The possible wreck of a European ship at Point Adams, on the southern edge of the Columbia River estuary, has long fascinated Oregonians. The ship—known as the “Konapee wreck” from the purported name of a survivor, as given by Clatsop and Chinook tradition-bearers—may have run aground before first recorded European contact and is known only through Native recollections.

The earliest written account that might reference the Konapee wreck appears in Pacific Fur Company apprentice clerk Gabriel Franchère’s 1811 description of a conversation he had with a Native during his voyage on the lower Columbia: “Our guide said that he was a white man, and that his name was Soto. We learned from the mouth of the old man himself, that he was the son of a Spaniard who had been wrecked at the mouth of the river; that a part of the crew on this occasion got safe ashore, but were all massacred by the Clatsops, with the exception of four, who were spared and who married native women.” This account does not mention Konapee or other circumstances of the wreck referred to in later anthropological sources.

George Gibbs’s report to the U.S. Department of the Interior in 1877 provides the earliest anthropological account that refers to the wreck, though there is no mention of any survivors by the name of Konapee. Gibbs also seems to have been the first to expand the details related to Soto, whom Franchère met in his journey. Gibbs quotes communications he had with Celiast, born about 1810, who was the daughter of Clatsop Chief Coboway and the wife of pioneer Solomon H. Smith. She recounted to Gibbs that the first whites seen by the Clatsop were three men (one of whom soon died) who came ashore from a wrecked vessel. People from nearby villages burned the vessel to retrieve the metal, and the two survivors remained as slaves to the Clatsop until it was discovered that one was “a worker in iron.” Both the castaways departed for their own country toward the east, her account continues, and went as far as The Dalles; one returned to Multnomah Island and married there. Gibbs added: “The man who lived on Multnomah Island was undoubtedly the one mentioned by Franchère in his narrative, whose son, Soto, was alive, and a very old man, at the time of his visit.”

A similar account by Chinook Native Charles Cultee, transcribed by anthropologist Franz Boas in 1894, is the second earliest anthropological description. It describes the ship seen by a mourning Clatsop woman: “two spruce trees standing upright on it...its outer side was all covered with copper. Ropes were tied to those spruce trees and it was full of iron.” There were two men on board, he said, who were taken as slaves by the Clatsop, one kept by each chief. The Clatsop burned the ship and gathered the iron, copper, and brass that remained.

Silas Smith, Celiast’s son, was a trained historian and lawyer who wrote an influential article in 1900 that added important details. Smith mentioned two survivors of the wreck. He was the first to say that one of the survivors was called, in the local language, “Konapee.” Given his freedom because of his skill as a blacksmith, Konapee and his companion went upriver “to a place now known as New Astoria....After that the Indians called the place Konapee...the men always declared that their home was toward the rising sun. And after a year or two they started east up the Columbia river, but, after reaching the Cascades, they went no further and there intermarried with the natives.” Smith, like Gibbs, conjectured that Soto was Konapee’s son.

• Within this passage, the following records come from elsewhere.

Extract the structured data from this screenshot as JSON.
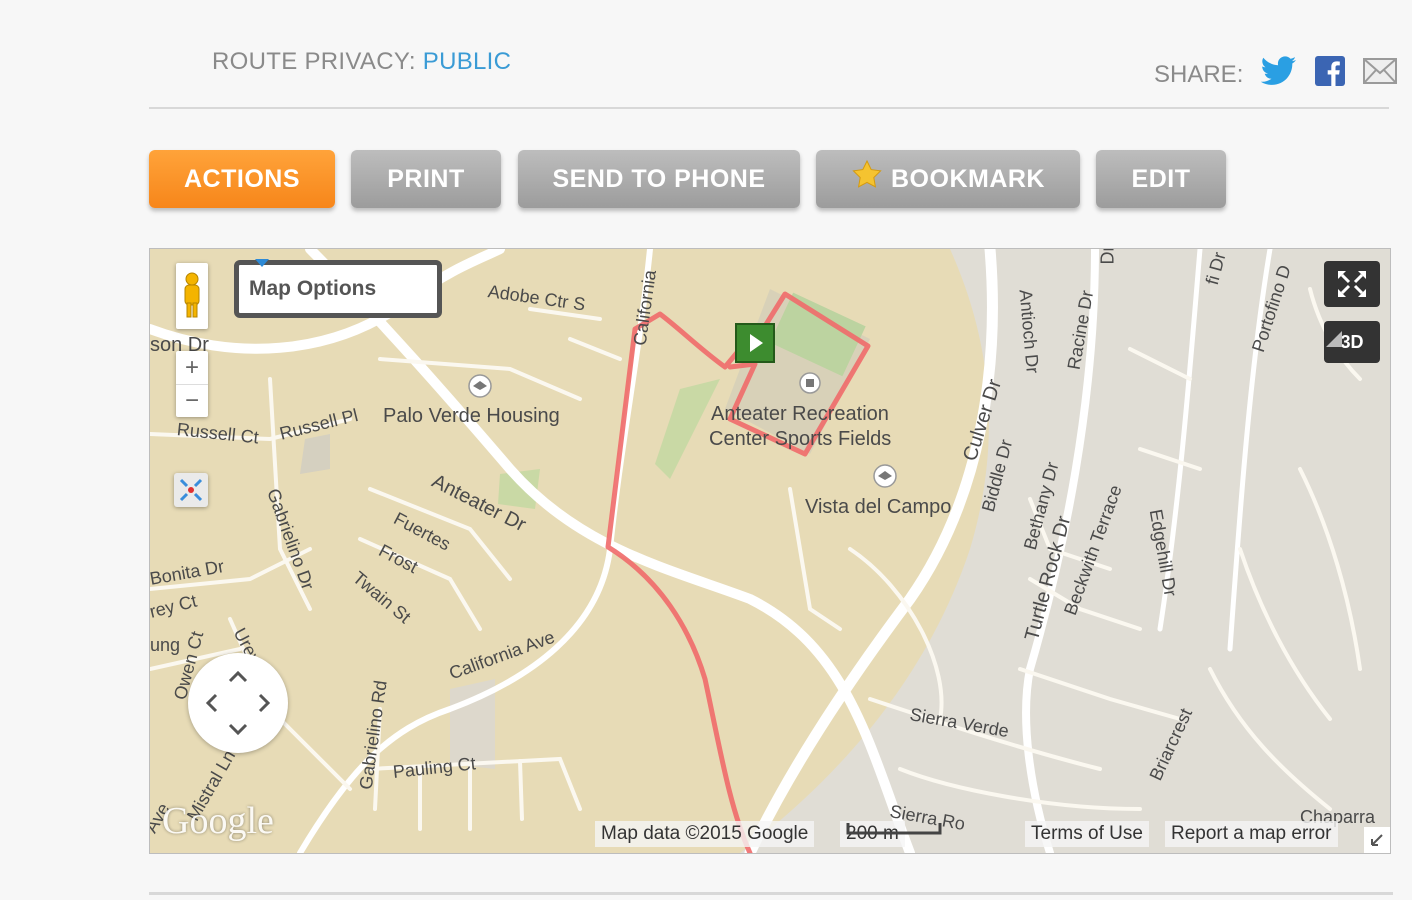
{
  "header": {
    "privacy_label": "ROUTE PRIVACY:",
    "privacy_value": "PUBLIC",
    "share_label": "SHARE:"
  },
  "actions": {
    "actions_label": "ACTIONS",
    "print_label": "PRINT",
    "send_label": "SEND TO PHONE",
    "bookmark_label": "BOOKMARK",
    "edit_label": "EDIT"
  },
  "map": {
    "options_label": "Map Options",
    "zoom_in": "+",
    "zoom_out": "−",
    "three_d_label": "3D",
    "places": {
      "palo_verde": "Palo Verde Housing",
      "arc_line1": "Anteater Recreation",
      "arc_line2": "Center Sports Fields",
      "vista": "Vista del Campo"
    },
    "streets": {
      "adobe": "Adobe Ctr S",
      "california_top": "California",
      "son_dr": "son Dr",
      "russell_ct": "Russell Ct",
      "russell_pl": "Russell Pl",
      "anteater": "Anteater Dr",
      "gabrielino": "Gabrielino Dr",
      "fuertes": "Fuertes",
      "frost": "Frost",
      "twain": "Twain St",
      "bonita": "Bonita Dr",
      "rey_ct": "rey Ct",
      "ung": "ung",
      "owen": "Owen Ct",
      "urey": "Urey Ct",
      "california_ave": "California Ave",
      "gabrielino_rd": "Gabrielino Rd",
      "paulin": "Pauling Ct",
      "ave": "Ave",
      "mistral": "Mistral Ln",
      "culver": "Culver Dr",
      "antioch": "Antioch Dr",
      "racine": "Racine Dr",
      "dr_top": "Dr",
      "fi_dr": "fi Dr",
      "portofino": "Portofino D",
      "biddle": "Biddle Dr",
      "bethany": "Bethany Dr",
      "turtle": "Turtle Rock Dr",
      "beckwith": "Beckwith Terrace",
      "edgehill": "Edgehill Dr",
      "sierra_verde": "Sierra Verde",
      "briarcrest": "Briarcrest",
      "sierra_bottom": "Sierra Ro",
      "chaparra": "Chaparra"
    },
    "attribution": {
      "google_logo": "Google",
      "map_data": "Map data ©2015 Google",
      "scale": "200 m",
      "terms": "Terms of Use",
      "report": "Report a map error"
    },
    "colors": {
      "route": "#f06a6a",
      "land": "#e7dbb6",
      "residential": "#e0ddd5",
      "road": "#ffffff",
      "field": "#bcd3a0",
      "start_marker": "#3d8c2f"
    }
  }
}
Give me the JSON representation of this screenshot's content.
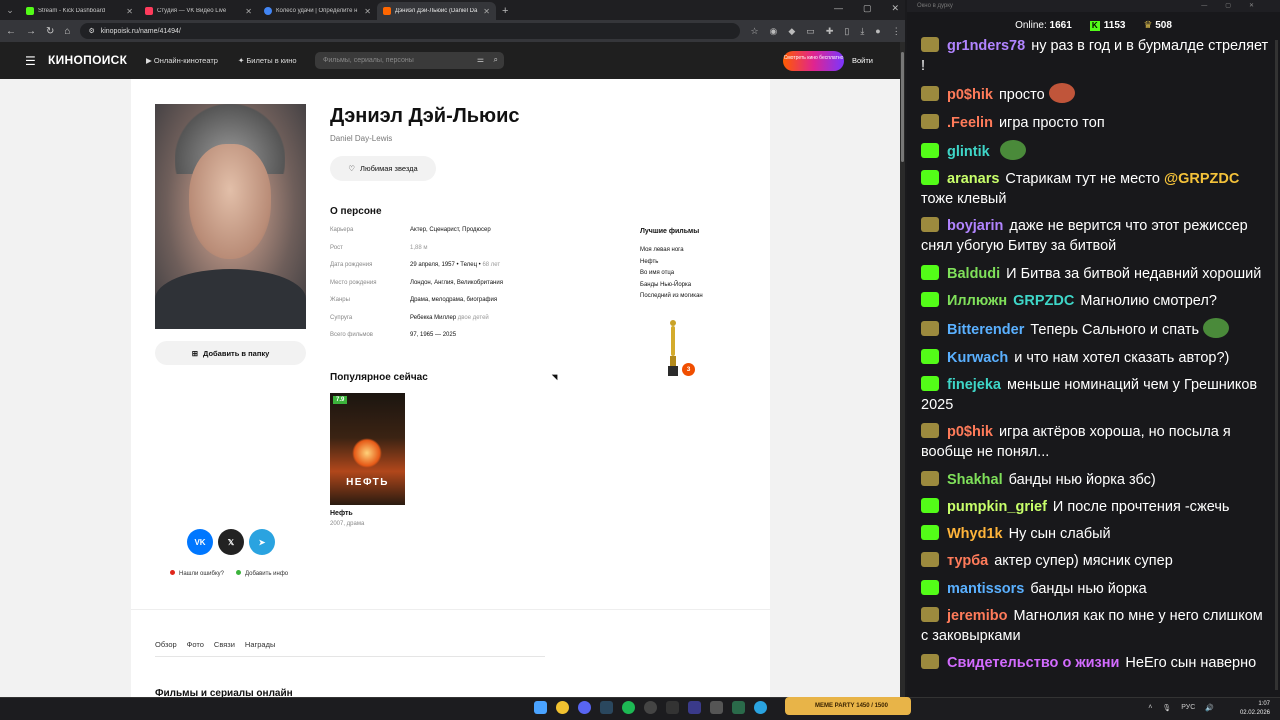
{
  "browser": {
    "tabs": [
      {
        "title": "Stream - Kick Dashboard",
        "color": "#53fc18",
        "active": false
      },
      {
        "title": "Студия — VK Видео Live",
        "color": "#ff3b5c",
        "active": false
      },
      {
        "title": "Колесо удачи | Определите н",
        "color": "#4285f4",
        "active": false
      },
      {
        "title": "Дэниэл Дэй-Льюис (Daniel Da",
        "color": "#ff6600",
        "active": true
      }
    ],
    "url": "kinopoisk.ru/name/41494/"
  },
  "kp": {
    "logo": "КИНОПОИСК",
    "nav_online": "Онлайн-кинотеатр",
    "nav_tickets": "Билеты в кино",
    "search_placeholder": "Фильмы, сериалы, персоны",
    "promo": "Смотреть кино бесплатно",
    "login": "Войти"
  },
  "person": {
    "name": "Дэниэл Дэй-Льюис",
    "original_name": "Daniel Day-Lewis",
    "fav_button": "Любимая звезда",
    "add_folder": "Добавить в папку",
    "about_title": "О персоне",
    "facts": [
      {
        "k": "Карьера",
        "v": "Актер, Сценарист, Продюсер",
        "extra": ""
      },
      {
        "k": "Рост",
        "v": "1,88 м",
        "extra": ""
      },
      {
        "k": "Дата рождения",
        "v": "29 апреля, 1957 • Телец •",
        "extra": "68 лет"
      },
      {
        "k": "Место рождения",
        "v": "Лондон, Англия, Великобритания",
        "extra": ""
      },
      {
        "k": "Жанры",
        "v": "Драма, мелодрама, биография",
        "extra": ""
      },
      {
        "k": "Супруга",
        "v": "Ребекка Миллер",
        "extra": "двое детей"
      },
      {
        "k": "Всего фильмов",
        "v": "97, 1965 — 2025",
        "extra": ""
      }
    ],
    "best_title": "Лучшие фильмы",
    "best_films": [
      "Моя левая нога",
      "Нефть",
      "Во имя отца",
      "Банды Нью-Йорка",
      "Последний из могикан"
    ],
    "oscar_count": "3",
    "popular_title": "Популярное сейчас",
    "popular_movie": {
      "title": "Нефть",
      "poster_text": "НЕФТЬ",
      "meta": "2007, драма",
      "rating": "7.9"
    },
    "share": [
      "VK",
      "𝕏",
      "➤"
    ],
    "feedback_error": "Нашли ошибку?",
    "feedback_add": "Добавить инфо",
    "subnav": [
      "Обзор",
      "Фото",
      "Связи",
      "Награды"
    ],
    "next_section": "Фильмы и сериалы онлайн"
  },
  "chat": {
    "window_title": "Окно в дуркy",
    "online_label": "Online:",
    "online_count": "1661",
    "kick_count": "1153",
    "other_count": "508",
    "messages": [
      {
        "badge": "h",
        "user": "gr1nders78",
        "color": "#b184ff",
        "text": "ну раз в год и в бурмалде стреляет  !",
        "emote": ""
      },
      {
        "badge": "h",
        "user": "p0$hik",
        "color": "#ff7b5a",
        "text": "просто",
        "emote": "#c0553a"
      },
      {
        "badge": "h",
        "user": ".Feelin",
        "color": "#ff7b5a",
        "text": "игра просто топ",
        "emote": ""
      },
      {
        "badge": "k",
        "user": "glintik",
        "color": "#3ed6c8",
        "text": "",
        "emote": "#4a8a3a"
      },
      {
        "badge": "k",
        "user": "aranars",
        "color": "#c8ff6a",
        "text": "Старикам тут не место",
        "mention": "@GRPZDC",
        "tail": "тоже клевый",
        "emote": ""
      },
      {
        "badge": "h",
        "user": "boyjarin",
        "color": "#b184ff",
        "text": "даже не верится что этот режиссер снял убогую Битву за битвой",
        "emote": ""
      },
      {
        "badge": "k",
        "user": "Baldudi",
        "color": "#7fe05a",
        "text": "И Битва за битвой недавний хороший",
        "emote": ""
      },
      {
        "badge": "k",
        "user": "Иллюжн",
        "color": "#7fe05a",
        "text": "Магнолию смотрел?",
        "prefix": "GRPZDC",
        "emote": ""
      },
      {
        "badge": "h",
        "user": "Bitterender",
        "color": "#5ab0ff",
        "text": "Теперь Сального и спать",
        "emote": "#4a8a3a"
      },
      {
        "badge": "k",
        "user": "Kurwach",
        "color": "#5ab0ff",
        "text": "и что нам хотел сказать автор?)",
        "emote": ""
      },
      {
        "badge": "k",
        "user": "finejeka",
        "color": "#3ed6c8",
        "text": "меньше номинаций чем у Грешников 2025",
        "emote": ""
      },
      {
        "badge": "h",
        "user": "p0$hik",
        "color": "#ff7b5a",
        "text": "игра актёров хороша, но посыла я вообще не понял...",
        "emote": ""
      },
      {
        "badge": "h",
        "user": "Shakhal",
        "color": "#7fe05a",
        "text": "банды нью йорка збс)",
        "emote": ""
      },
      {
        "badge": "k",
        "user": "pumpkin_grief",
        "color": "#c8ff6a",
        "text": "И после прочтения -сжечь",
        "emote": ""
      },
      {
        "badge": "k",
        "user": "Whyd1k",
        "color": "#ffb43a",
        "text": "Ну сын слабый",
        "emote": ""
      },
      {
        "badge": "h",
        "user": "турба",
        "color": "#ff7b5a",
        "text": "актер супер) мясник супер",
        "emote": ""
      },
      {
        "badge": "k",
        "user": "mantissors",
        "color": "#5ab0ff",
        "text": "банды нью йорка",
        "emote": ""
      },
      {
        "badge": "h",
        "user": "jeremibo",
        "color": "#ff7b5a",
        "text": "Магнолия как по мне у него слишком с заковырками",
        "emote": ""
      },
      {
        "badge": "h",
        "user": "Свидетельство о жизни",
        "color": "#d36bff",
        "text": "НеЕго сын наверно",
        "emote": ""
      }
    ]
  },
  "taskbar": {
    "meme": "MEME PARTY",
    "meme_progress": "1450 / 1500",
    "lang": "РУС",
    "time": "1:07",
    "date": "02.02.2026"
  }
}
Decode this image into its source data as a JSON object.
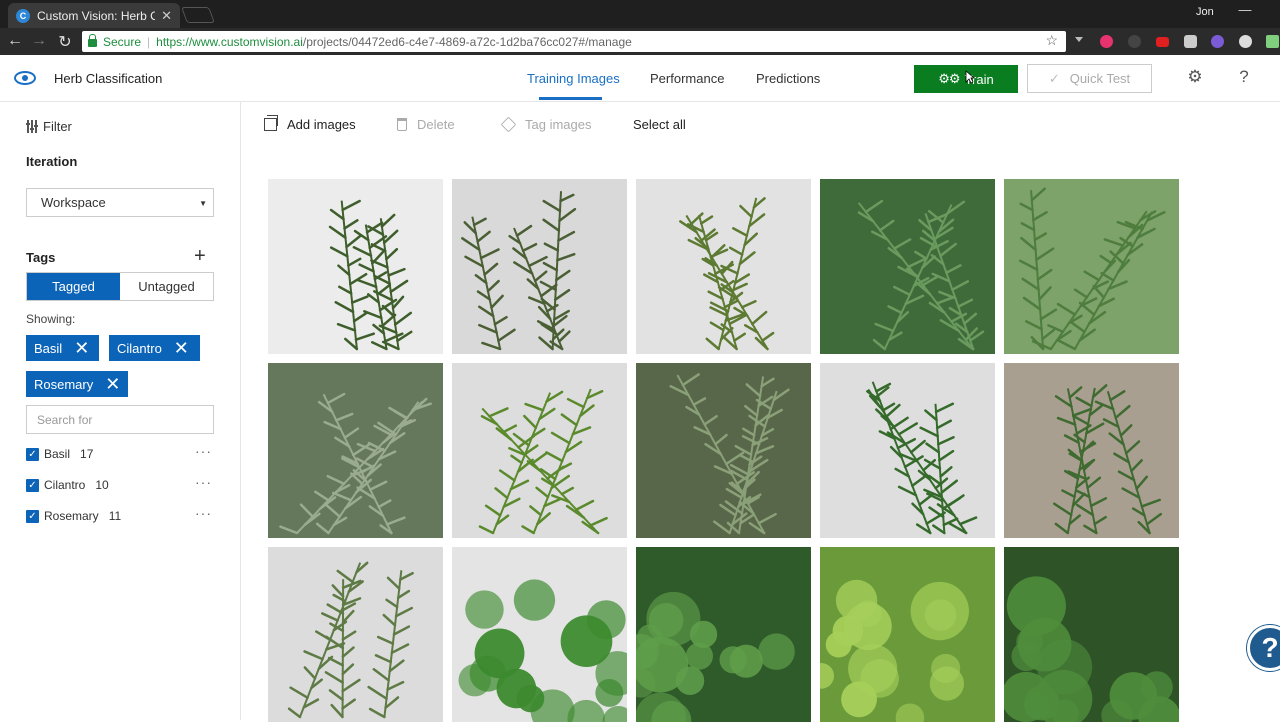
{
  "browser": {
    "tab_title": "Custom Vision: Herb Clas",
    "tab_favicon_letter": "C",
    "user": "Jon",
    "secure_label": "Secure",
    "url_host": "https://www.customvision.ai",
    "url_path": "/projects/04472ed6-c4e7-4869-a72c-1d2ba76cc027#/manage"
  },
  "app": {
    "project_name": "Herb Classification",
    "nav": [
      "Training Images",
      "Performance",
      "Predictions"
    ],
    "active_nav": "Training Images",
    "train_label": "Train",
    "quicktest_label": "Quick Test",
    "brand_color": "#0b64b8",
    "train_color": "#0a7d20"
  },
  "sidebar": {
    "filter_label": "Filter",
    "iteration_label": "Iteration",
    "iteration_value": "Workspace",
    "tags_label": "Tags",
    "toggle": [
      "Tagged",
      "Untagged"
    ],
    "showing_label": "Showing:",
    "chips": [
      "Basil",
      "Cilantro",
      "Rosemary"
    ],
    "search_placeholder": "Search for",
    "tags": [
      {
        "name": "Basil",
        "count": "17",
        "checked": true
      },
      {
        "name": "Cilantro",
        "count": "10",
        "checked": true
      },
      {
        "name": "Rosemary",
        "count": "11",
        "checked": true
      }
    ]
  },
  "toolbar": {
    "add_images": "Add images",
    "delete": "Delete",
    "tag_images": "Tag images",
    "select_all": "Select all"
  },
  "images": [
    {
      "herb": "rosemary",
      "bg": "#ececec",
      "leaf": "#3e5e2b"
    },
    {
      "herb": "rosemary",
      "bg": "#d9d9d9",
      "leaf": "#4a5f34"
    },
    {
      "herb": "rosemary",
      "bg": "#e2e2e2",
      "leaf": "#5c7a32"
    },
    {
      "herb": "rosemary",
      "bg": "#3f6b3a",
      "leaf": "#6b9a5e"
    },
    {
      "herb": "rosemary",
      "bg": "#7da36a",
      "leaf": "#4e7d3e"
    },
    {
      "herb": "rosemary",
      "bg": "#65785c",
      "leaf": "#9aab8e"
    },
    {
      "herb": "rosemary",
      "bg": "#dddddd",
      "leaf": "#5a8a2c"
    },
    {
      "herb": "rosemary",
      "bg": "#58664a",
      "leaf": "#8aa078"
    },
    {
      "herb": "rosemary",
      "bg": "#dedede",
      "leaf": "#356b2a"
    },
    {
      "herb": "rosemary",
      "bg": "#a89f90",
      "leaf": "#3f6a30"
    },
    {
      "herb": "rosemary",
      "bg": "#dcdcdc",
      "leaf": "#5e7a45"
    },
    {
      "herb": "cilantro",
      "bg": "#e4e4e4",
      "leaf": "#3c8a2e"
    },
    {
      "herb": "cilantro",
      "bg": "#2f5a2a",
      "leaf": "#5f9e4a"
    },
    {
      "herb": "cilantro",
      "bg": "#6a9a3a",
      "leaf": "#a6cf5a"
    },
    {
      "herb": "cilantro",
      "bg": "#2d5327",
      "leaf": "#4f8d3c"
    }
  ],
  "help_bubble": "?"
}
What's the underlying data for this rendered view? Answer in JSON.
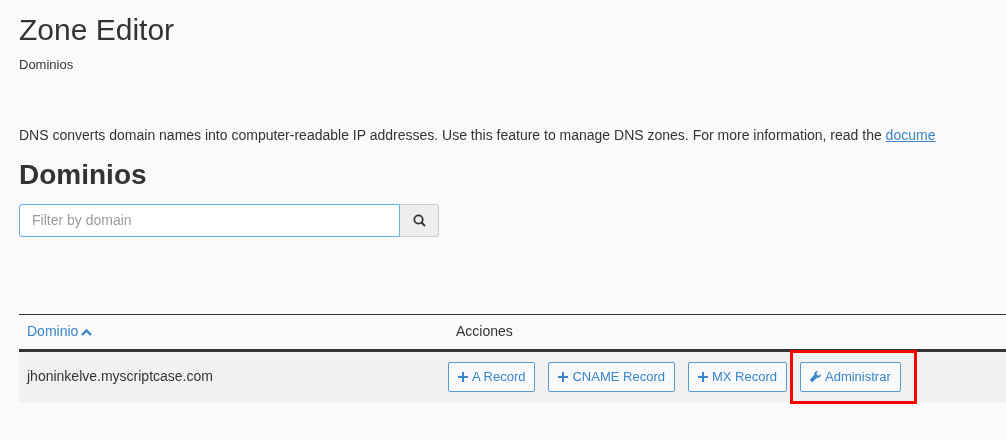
{
  "page_title": "Zone Editor",
  "breadcrumb": "Dominios",
  "description": {
    "text": "DNS converts domain names into computer-readable IP addresses. Use this feature to manage DNS zones. For more information, read the ",
    "link": "docume"
  },
  "section_title": "Dominios",
  "search": {
    "placeholder": "Filter by domain"
  },
  "table": {
    "columns": [
      {
        "label": "Dominio",
        "sorted": true
      },
      {
        "label": "Acciones",
        "sorted": false
      }
    ],
    "rows": [
      {
        "domain": "jhoninkelve.myscriptcase.com",
        "actions": [
          {
            "label": "A Record",
            "kind": "add",
            "highlighted": false
          },
          {
            "label": "CNAME Record",
            "kind": "add",
            "highlighted": false
          },
          {
            "label": "MX Record",
            "kind": "add",
            "highlighted": false
          },
          {
            "label": "Administrar",
            "kind": "manage",
            "highlighted": true
          }
        ]
      }
    ]
  }
}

The tradition of this shipwreck, including the village, is mentioned in later accounts as well. Edward Curtis, in The North American Indian, mentions Kunupí as a Clatsop village situated “about a mile above Fort Stevens, Oregon,” and historian J. Nielson Barry summarized the main elements of the Konapee story in the Washington Historical Quarterly in 1932. Using Franchère’s original account, Barry mentioned four survivors of the wreck, rather than two or three.

Anthropologists and historians have often pointed out that similarities in the accounts make it likely that they all concern a single shipwreck, though there is no external evidence that this is the case. The Point Adams area has been greatly modified by the 9.7- mile-long Columbia River South Jetty, constructed between 1885 and 1939. The jetty caused a tremendous accretion of sand to the north and west, now called Clatsop Spit, which both enlarged and engulfed the old Point Adams. No trace of any early European wreck has been found in the region, but the dramatic change to the southern mouth of the Columbia makes it unlikely that any physical remains will ever be accessible.

The Konapee wreck entered newspaper accounts, popular histories, and literary works. Articles in the Oregonian and other newspapers, trawling the legendarium of coastal mysteries, usually mentioned Konapee. Daniel Franklin Howard (1841-c.1933), a settler in Stella, Washington, wrote a “complete historical novel,” Oregon’s First White Men (1927), plus a “scenario of dramatical composition” and a lengthy poem, all imaginative depictions based on Native legends and European histories he researched about the Konapee wreck.

Though recorded with vague and fluctuating details, the tradition of the Konapee wreck remains an important marker in Oregon history. Factually incomplete as they are, stories of the Konapee wreck open a window onto Native-European interactions before documented EuroAmerican explorers and settlers arrived in present-day Oregon.